The webhook_url specified ends in the base64-encoding of the service ID – that is, the base64 encoding of the string “alertmanager_service”. According to the comments in the sample configuration, the webhook_url is informational and does not change your actual configuration. I believe all services are configured to serve under http://BASE_URL/services/hooks/$ENCODED_SERVICE_ID. That is why we configured our AlertManager instance to send alerts to this URL earlier.

Getting a user access token can be tricky. I found the token through the Riot.im webapp interface under the user settings, but found that the token would not persist as long as I needed. It turns out these tokens are invalidated on a logout through the Riot client, so for this access token to persist you need to: login, retrieve the access token corresponding to that login session, then close your browser without logging out. This means that any future login under the user will invalidate the token, so make sure to configure as much as you need to while you are logged into that session.

After configuring the user, you need to update the ROOM_ID value (can be retrieved through the Riot interface under the room settings), and update the text_template that is specified (it uses Go templates) to suit your needs.

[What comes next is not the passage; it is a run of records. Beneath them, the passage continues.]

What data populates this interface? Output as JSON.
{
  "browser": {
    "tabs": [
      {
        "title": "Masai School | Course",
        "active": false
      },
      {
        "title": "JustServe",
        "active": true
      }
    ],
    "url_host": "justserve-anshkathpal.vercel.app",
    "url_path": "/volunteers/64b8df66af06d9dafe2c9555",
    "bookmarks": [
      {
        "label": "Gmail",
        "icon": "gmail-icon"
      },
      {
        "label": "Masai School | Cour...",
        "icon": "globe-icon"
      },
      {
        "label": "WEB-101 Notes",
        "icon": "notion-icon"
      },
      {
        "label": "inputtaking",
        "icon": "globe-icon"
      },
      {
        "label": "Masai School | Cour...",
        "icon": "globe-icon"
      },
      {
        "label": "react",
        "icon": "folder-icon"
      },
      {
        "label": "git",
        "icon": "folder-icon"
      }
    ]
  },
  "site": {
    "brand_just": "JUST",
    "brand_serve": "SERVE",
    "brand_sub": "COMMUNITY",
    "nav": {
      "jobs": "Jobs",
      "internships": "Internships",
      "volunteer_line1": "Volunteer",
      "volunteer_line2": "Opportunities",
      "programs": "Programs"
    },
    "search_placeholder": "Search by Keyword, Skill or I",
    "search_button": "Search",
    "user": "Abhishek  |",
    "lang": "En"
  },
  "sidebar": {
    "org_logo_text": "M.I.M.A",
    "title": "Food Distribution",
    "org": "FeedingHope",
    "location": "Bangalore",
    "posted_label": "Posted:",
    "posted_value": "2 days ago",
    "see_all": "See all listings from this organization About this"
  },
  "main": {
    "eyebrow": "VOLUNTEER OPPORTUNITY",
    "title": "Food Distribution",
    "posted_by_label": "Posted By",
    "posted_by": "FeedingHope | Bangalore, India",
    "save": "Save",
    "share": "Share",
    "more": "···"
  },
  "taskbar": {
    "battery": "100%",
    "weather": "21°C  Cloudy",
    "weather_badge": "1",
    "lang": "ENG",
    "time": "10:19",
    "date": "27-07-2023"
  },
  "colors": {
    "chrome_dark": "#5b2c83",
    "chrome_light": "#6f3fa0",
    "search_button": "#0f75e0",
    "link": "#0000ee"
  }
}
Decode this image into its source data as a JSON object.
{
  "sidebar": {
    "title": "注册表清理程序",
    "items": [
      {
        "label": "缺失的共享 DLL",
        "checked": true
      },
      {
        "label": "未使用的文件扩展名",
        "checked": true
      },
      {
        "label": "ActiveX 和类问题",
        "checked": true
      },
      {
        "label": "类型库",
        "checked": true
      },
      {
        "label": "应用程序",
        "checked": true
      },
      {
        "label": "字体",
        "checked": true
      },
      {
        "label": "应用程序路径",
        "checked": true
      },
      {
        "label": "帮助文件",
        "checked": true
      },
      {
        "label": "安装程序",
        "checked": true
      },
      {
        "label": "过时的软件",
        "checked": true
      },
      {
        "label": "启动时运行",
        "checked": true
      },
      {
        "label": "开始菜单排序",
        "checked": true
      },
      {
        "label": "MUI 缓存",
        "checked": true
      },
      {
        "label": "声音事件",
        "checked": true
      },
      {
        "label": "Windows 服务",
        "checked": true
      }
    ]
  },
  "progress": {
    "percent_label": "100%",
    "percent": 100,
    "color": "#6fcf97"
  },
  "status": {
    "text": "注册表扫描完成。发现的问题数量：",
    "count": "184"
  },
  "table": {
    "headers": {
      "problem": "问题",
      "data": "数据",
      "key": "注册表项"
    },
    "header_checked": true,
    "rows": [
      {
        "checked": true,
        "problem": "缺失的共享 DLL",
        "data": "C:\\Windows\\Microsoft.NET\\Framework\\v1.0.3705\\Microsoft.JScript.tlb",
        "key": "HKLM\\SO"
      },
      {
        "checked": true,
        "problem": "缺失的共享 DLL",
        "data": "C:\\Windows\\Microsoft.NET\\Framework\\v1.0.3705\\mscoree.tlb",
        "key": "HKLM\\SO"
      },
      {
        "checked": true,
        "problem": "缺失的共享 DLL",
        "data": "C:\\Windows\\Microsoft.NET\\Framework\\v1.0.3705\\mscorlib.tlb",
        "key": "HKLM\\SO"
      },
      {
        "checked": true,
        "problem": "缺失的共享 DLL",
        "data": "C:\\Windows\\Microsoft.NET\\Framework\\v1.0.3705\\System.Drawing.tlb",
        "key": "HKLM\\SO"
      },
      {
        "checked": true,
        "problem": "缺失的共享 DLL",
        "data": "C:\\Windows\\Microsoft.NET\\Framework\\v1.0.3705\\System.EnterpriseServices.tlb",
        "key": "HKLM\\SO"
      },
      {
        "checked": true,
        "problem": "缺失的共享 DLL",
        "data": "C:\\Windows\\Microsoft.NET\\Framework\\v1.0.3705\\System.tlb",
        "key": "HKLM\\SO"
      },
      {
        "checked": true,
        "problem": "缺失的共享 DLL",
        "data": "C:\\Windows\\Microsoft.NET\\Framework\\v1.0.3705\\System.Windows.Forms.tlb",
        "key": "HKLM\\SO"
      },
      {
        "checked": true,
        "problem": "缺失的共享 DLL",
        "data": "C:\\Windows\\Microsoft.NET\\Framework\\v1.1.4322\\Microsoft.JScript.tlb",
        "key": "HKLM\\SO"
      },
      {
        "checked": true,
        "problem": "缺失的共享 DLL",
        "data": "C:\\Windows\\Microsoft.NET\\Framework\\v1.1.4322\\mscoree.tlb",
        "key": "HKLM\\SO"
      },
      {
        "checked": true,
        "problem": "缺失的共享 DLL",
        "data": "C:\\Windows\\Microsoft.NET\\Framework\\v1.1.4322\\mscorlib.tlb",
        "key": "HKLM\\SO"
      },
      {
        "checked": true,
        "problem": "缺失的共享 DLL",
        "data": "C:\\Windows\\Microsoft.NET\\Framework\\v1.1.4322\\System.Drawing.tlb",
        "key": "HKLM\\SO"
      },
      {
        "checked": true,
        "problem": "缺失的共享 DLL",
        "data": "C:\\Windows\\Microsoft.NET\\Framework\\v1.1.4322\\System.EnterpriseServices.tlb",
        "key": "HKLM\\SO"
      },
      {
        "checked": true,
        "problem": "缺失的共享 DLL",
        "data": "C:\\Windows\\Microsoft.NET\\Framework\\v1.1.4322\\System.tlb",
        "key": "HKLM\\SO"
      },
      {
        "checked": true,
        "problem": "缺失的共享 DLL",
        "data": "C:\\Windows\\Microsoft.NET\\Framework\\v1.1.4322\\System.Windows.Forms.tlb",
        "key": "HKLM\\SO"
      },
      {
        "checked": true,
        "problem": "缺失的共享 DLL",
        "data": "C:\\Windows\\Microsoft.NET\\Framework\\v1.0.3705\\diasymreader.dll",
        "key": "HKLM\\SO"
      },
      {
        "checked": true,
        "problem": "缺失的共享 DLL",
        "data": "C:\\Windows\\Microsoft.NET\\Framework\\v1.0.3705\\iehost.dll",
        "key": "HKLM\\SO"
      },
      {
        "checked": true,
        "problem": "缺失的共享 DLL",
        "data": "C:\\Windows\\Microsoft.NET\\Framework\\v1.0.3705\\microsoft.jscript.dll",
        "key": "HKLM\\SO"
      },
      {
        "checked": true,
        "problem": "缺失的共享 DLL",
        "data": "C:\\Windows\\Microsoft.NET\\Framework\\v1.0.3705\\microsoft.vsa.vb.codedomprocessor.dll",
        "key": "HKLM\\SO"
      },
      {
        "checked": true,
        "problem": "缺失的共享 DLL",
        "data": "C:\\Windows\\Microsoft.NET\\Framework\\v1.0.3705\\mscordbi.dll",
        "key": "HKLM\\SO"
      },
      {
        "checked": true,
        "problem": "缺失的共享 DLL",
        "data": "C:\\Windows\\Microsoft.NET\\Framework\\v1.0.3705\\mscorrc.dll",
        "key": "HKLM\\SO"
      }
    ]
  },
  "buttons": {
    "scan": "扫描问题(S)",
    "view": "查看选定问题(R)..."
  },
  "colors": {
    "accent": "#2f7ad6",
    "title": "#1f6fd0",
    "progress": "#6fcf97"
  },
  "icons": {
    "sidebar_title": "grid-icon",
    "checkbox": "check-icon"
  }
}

You can run this bot anyway you wish, though I do so through systemd. I have the following unit file written at /etc/systemd/system/go-neb.service, which runs the bot whose code is located at /var/automation/go-neb. This also assumes you have compiled the go-neb binary in the WorkingDirectory.

[Unit]
Description=Go-NEB Matrix Bot
After=network.target

[Service]
Type=simple
Environment="BIND_ADDRESS=:4050"
Environment="DATABASE_TYPE=sqlite3"
Environment="BASE_URL=https://localhost:4050"
Environment="CONFIG_FILE=config.yaml"
ExecStart=/var/automation/go-neb/go-neb
WorkingDirectory=/var/automation/go-neb
Restart=on-failure

[Install]
WantedBy=default.target

At this point, you should be able to test your alerting easily by bringing down one of your tracked services.